One indicator of just how far behind Western militaries the Russian military is on the communications front is that General Meichik announced that the military is about to begin developing its own internet. This announcement took place more or less on the 40th anniversary of the first message sent on Arpanet, the US military communication system that led to the development of the internet.
There is a similar lag in electronic targeting systems. The newly modernized Su-24M and Tu-22M3 bombers, which participated in the Zapad-2009 exercise, are equipped with a “specialized computer subsystem, automated targeting system, and satellite navigation.” However, this system merely doubles the targeting accuracy of regular unguided bombs. No provision for guided munitions was made in this modernization. Furthermore, this modernization has taken a very long time, as it was first introduced in 2001.
Even more interesting is the description provided by Olga Bozh’eva of an encounter at Ladoga-2009 between General Boldyrev, the head of Russia’s surface troops, and the head engineer of Izhmash — Unpiloted Systems. Looking over the engineer’s shoulder as the latter received information from a UAV on a computer, Boldyrev asked for the coordinates of a group of people visible on the screen. The response: “The program does not allow for the analysis of information while [the UAV] is in flight. Once it lands…” In other words, the latest in Russian UAV technology still does not allow for the instant transmission of targeting information to commanders on the ground — a tactic whose effectiveness was demonstrated by US forces in Afghanistan back in 2001. (Moskovskii Komsomolets, 10/9/2009)
Despite the stated focus on network-centric warfare, UAVs were not integrated into the exercise in either an intelligence or targeting capacity. In other words, they were just there for show. The newest mobile C2 systems, such as the KShM-149MA, which provides real-time information for commanders and allows for tactical control of troops and weaponry, also seem to have not been used in either Zapad-2009 or Ladoga-2009, though one was shown to President Medvedev in Kaliningrad. At the Kavkaz-2009 exercises last summer, brigade level control systems supposedly broke down.

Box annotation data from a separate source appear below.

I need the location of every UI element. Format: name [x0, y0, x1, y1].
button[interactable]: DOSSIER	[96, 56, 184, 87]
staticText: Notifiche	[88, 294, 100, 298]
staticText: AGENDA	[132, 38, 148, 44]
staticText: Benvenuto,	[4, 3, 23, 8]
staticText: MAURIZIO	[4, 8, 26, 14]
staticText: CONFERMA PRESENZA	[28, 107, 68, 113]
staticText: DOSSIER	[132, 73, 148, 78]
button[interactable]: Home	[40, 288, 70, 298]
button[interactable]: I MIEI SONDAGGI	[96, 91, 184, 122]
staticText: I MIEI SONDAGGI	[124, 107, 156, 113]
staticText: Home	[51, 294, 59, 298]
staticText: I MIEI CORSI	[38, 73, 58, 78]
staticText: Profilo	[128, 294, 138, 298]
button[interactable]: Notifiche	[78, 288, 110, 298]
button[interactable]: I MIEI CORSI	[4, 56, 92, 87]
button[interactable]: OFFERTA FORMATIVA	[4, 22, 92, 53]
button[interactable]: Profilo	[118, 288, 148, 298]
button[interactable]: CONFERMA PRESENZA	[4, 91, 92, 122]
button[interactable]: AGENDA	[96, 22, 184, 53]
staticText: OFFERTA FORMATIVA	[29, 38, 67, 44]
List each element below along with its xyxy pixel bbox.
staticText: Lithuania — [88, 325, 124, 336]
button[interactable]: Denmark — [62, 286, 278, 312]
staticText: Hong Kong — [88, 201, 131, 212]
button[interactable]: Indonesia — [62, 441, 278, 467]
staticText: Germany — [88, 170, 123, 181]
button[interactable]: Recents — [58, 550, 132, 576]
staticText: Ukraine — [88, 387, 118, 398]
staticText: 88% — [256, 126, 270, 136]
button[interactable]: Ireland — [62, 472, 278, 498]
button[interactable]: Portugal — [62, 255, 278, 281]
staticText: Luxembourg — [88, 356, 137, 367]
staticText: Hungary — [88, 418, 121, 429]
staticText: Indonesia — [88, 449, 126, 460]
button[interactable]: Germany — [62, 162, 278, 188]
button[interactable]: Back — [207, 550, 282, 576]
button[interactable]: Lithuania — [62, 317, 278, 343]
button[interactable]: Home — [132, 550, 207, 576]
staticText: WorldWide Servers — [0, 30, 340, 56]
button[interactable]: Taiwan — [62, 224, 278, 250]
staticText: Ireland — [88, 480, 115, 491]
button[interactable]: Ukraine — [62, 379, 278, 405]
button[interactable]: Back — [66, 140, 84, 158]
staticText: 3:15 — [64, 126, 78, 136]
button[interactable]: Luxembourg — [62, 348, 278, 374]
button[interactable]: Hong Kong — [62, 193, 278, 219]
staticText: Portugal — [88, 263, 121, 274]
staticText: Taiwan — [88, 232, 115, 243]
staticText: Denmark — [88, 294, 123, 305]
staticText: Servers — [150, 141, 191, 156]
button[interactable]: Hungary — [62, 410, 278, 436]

The fact that all of these problems were described openly in the Russian press, and that President Medvedev has responded by publicly chastising the Russian defense industry as a whole, is a sign that the issues that have prevented the revival of that industry (despite an increase in orders in recent years) have finally come to the forefront. It is possible that Medvedev’s criticism is a signal and the next year will be devoted to reforming the Russian defense industry, much like the past year has been devoted to reforming the structure of the military. This may turn out to be a harder task, as private and semi-private companies will undoubtedly prove less willing to follow orders and even a revitalized industry will find it difficult to find the expertise to build new high-tech weapons as quickly as it may be desired by top leaders.